キレそうな僕の弁護士ライフ /「ジャスティス」

アル・パチーノ若き日の、傑作になりそうな匂いを漂わせながらなり損ねてしまった作品。

ジャケットの印象から正統派法廷サスペンスを予想しているとかなり裏切られる。弁護士版『ER』というか、熱血弁護士青春記…なのです(フジテレビ月9枠でやったら当るかも)。


重いエピソードをスピーディーに飄々と繋げていく感じはP・T・アンダーソンを彷彿させたり、ほろ苦ユーモアの散りばめ方はウディ・アレンぽかったり。 だけど狙いがことごとく的のひと回りぐらい外に着地していて、上滑り、空回り、肩すかしの連続で笑いが途中でフェイドアウトしてしまう。敢えて外してる訳でもなさそうだ。

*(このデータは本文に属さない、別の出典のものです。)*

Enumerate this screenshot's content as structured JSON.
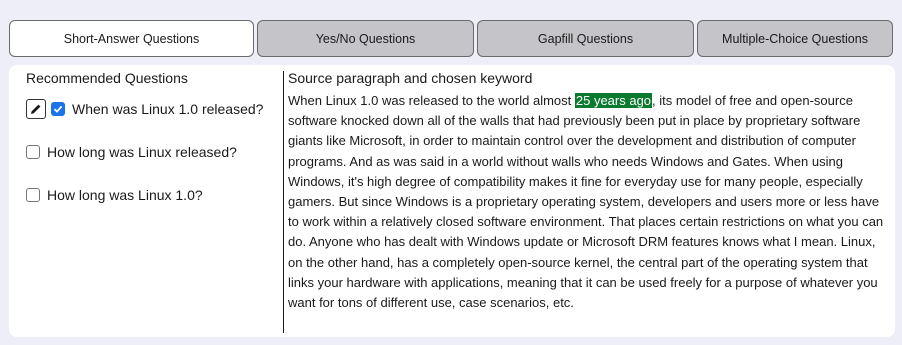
{
  "tabs": [
    {
      "label": "Short-Answer Questions",
      "active": true
    },
    {
      "label": "Yes/No Questions",
      "active": false
    },
    {
      "label": "Gapfill Questions",
      "active": false
    },
    {
      "label": "Multiple-Choice Questions",
      "active": false
    }
  ],
  "left": {
    "heading": "Recommended Questions",
    "questions": [
      {
        "text": "When was Linux 1.0 released?",
        "checked": true,
        "editable": true
      },
      {
        "text": "How long was Linux released?",
        "checked": false,
        "editable": false
      },
      {
        "text": "How long was Linux 1.0?",
        "checked": false,
        "editable": false
      }
    ]
  },
  "right": {
    "heading": "Source paragraph and chosen keyword",
    "before": "When Linux 1.0 was released to the world almost ",
    "keyword": "25 years ago",
    "after": ", its model of free and open-source software knocked down all of the walls that had previously been put in place by proprietary software giants like Microsoft, in order to maintain control over the development and distribution of computer programs. And as was said in a world without walls who needs Windows and Gates. When using Windows, it's high degree of compatibility makes it fine for everyday use for many people, especially gamers. But since Windows is a proprietary operating system, developers and users more or less have to work within a relatively closed software environment. That places certain restrictions on what you can do. Anyone who has dealt with Windows update or Microsoft DRM features knows what I mean. Linux, on the other hand, has a completely open-source kernel, the central part of the operating system that links your hardware with applications, meaning that it can be used freely for a purpose of whatever you want for tons of different use, case scenarios, etc.",
    "highlight_color": "#0b7a2e"
  },
  "colors": {
    "background": "#edeef7",
    "tab_inactive": "#c5c5c9",
    "tab_active": "#ffffff",
    "checkbox_checked": "#1a73e8"
  },
  "icons": {
    "edit": "pencil-icon",
    "check": "checkmark-icon"
  }
}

それでいて、そのモヤモヤがまた妙に後を引いていつまでも気になってしまう映画ではある。ちょっと駄目でちょっと癖のあるオトコに惹かれてしまう女心?のように。


「アクの強い役コレクター」みたいなパチーノが好青年役という点でも異色の作品。なんたって、おじいちゃん子で人権派弁護士なんだから。しかも意外とはまっている。野暮めのスーツを着た美形のパチーノが、依頼人に振り回されながら奮闘する姿はなかなか可愛くてキュンとくる。

いつもよりずっと抑え気味にナチュラルに好演しているのに、そこはパチーノ、終盤の弁論シーンでやっぱりやっちゃったね。芝居大きすぎ。 この十数年後の『セント・オブ・ウーマン』では逆に、困惑するほどクサイ芝居を展開しながらも最後の演説シーンでは見事にいい感じの演技で締めてくれるのだが。


ボケ気味で孫自慢の優しいおじいちゃん役リー・ストラスバーグ(パチーノの演技の師ですね)、気骨ある判事なのに自殺マニアのジャック・ウォーデン、この2人が散漫になりがちな話のスパイスとして効いている。


汚点は恋人役クリスティン・ラーティ。英国王室の女性たち(ダイアナやカミラやケイト。女王様除く)を思い出させる容姿。いかつくて大味で…どうにかしてください。


ELLE JAPONのサイトの「ゲイに人気のセレブ」でパチーノ健闘。